GenDeg: Diffusion-based Degradation Synthesis for Generalizable All-In-One Image Restoration¶
Conference: CVPR 2025
arXiv: 2411.17687
Code: https://sudraj2002.github.io/gendegpage/ (Project Page)
Area: Image Generation
Keywords: Image degradation synthesis, diffusion models, All-In-One restoration, out-of-domain generalization, synthetic data
TL;DR¶
This paper proposes GenDeg, a degradation synthesis framework based on Stable Diffusion, which can generate various controllable degradations (haze/rain/snow/motion blur/low-light/raindrops) on arbitrary clean images. By synthesizing over 550k images to construct the GenDS dataset, training All-In-One restoration models on it achieves significant performance improvements on out-of-domain test sets.
Background & Motivation¶
- Background: All-In-One Image Restoration (AIOR) handles multiple degradations with a single model. Representative methods include PromptIR, DA-CLIP, and Diff-Plugin.

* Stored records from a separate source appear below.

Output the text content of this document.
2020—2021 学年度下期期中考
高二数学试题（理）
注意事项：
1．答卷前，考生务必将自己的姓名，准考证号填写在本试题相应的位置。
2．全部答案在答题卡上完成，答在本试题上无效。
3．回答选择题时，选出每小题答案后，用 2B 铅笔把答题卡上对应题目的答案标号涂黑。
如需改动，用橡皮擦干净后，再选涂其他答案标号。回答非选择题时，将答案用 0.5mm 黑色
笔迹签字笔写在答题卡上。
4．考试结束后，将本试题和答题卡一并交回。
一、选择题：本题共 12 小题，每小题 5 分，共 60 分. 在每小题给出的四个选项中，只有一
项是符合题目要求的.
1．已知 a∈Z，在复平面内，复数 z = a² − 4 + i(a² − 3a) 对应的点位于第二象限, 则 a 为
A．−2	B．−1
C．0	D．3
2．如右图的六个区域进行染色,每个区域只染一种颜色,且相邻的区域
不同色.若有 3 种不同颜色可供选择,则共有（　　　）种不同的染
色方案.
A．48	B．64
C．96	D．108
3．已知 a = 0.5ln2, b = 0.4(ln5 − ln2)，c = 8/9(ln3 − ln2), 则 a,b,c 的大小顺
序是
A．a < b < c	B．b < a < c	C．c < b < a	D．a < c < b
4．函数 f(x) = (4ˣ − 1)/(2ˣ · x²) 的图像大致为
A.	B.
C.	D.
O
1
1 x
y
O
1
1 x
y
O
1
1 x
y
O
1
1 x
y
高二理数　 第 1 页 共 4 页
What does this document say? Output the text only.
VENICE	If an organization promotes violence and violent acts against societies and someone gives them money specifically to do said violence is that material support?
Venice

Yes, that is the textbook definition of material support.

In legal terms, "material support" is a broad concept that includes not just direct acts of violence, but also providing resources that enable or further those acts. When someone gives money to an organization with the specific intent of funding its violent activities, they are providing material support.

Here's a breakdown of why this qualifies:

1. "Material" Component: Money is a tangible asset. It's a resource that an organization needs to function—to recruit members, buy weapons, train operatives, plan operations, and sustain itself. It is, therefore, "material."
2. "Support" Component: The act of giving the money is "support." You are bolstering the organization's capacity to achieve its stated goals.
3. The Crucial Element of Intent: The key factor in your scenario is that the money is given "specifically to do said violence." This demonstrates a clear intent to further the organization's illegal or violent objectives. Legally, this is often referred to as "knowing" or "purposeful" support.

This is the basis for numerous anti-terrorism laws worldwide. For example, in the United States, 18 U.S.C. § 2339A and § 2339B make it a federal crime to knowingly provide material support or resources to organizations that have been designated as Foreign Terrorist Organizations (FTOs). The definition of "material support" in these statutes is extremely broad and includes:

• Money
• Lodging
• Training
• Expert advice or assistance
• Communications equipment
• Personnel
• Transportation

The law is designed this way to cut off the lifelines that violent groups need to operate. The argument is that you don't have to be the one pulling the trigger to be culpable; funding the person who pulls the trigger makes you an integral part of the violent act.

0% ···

- Limitations of Prior Work: Existing AIOR models generalize poorly to out-of-distribution (OoD) degradation patterns and scenes. ① Existing datasets are small (far smaller than the 1.5M+ of SAM/Depth-Anything) and lack scene diversity; ② Synthetic datasets employ simple physical formulations (e.g., RESIDE uses only the atmospheric scattering model), resulting in monotonic degradation patterns; ③ Real-world degraded data (e.g., haze, low-light, raindrops) is difficult to collect, leading to scarce samples.
- Key Challenge: AIOR methods overfit the training distribution, primarily because of the lack of degradation diversity and scene diversity in training data, whereas real-world data collection is impractical.
- Goal: Use generative models to synthesize large-scale, diverse degradation data to improve the OoD generalization ability of AIOR.
- Key Insight: Latent Diffusion Models have powerful generative priors and conditional control capabilities, which can generate realistic degradation patterns while preserving scene semantics.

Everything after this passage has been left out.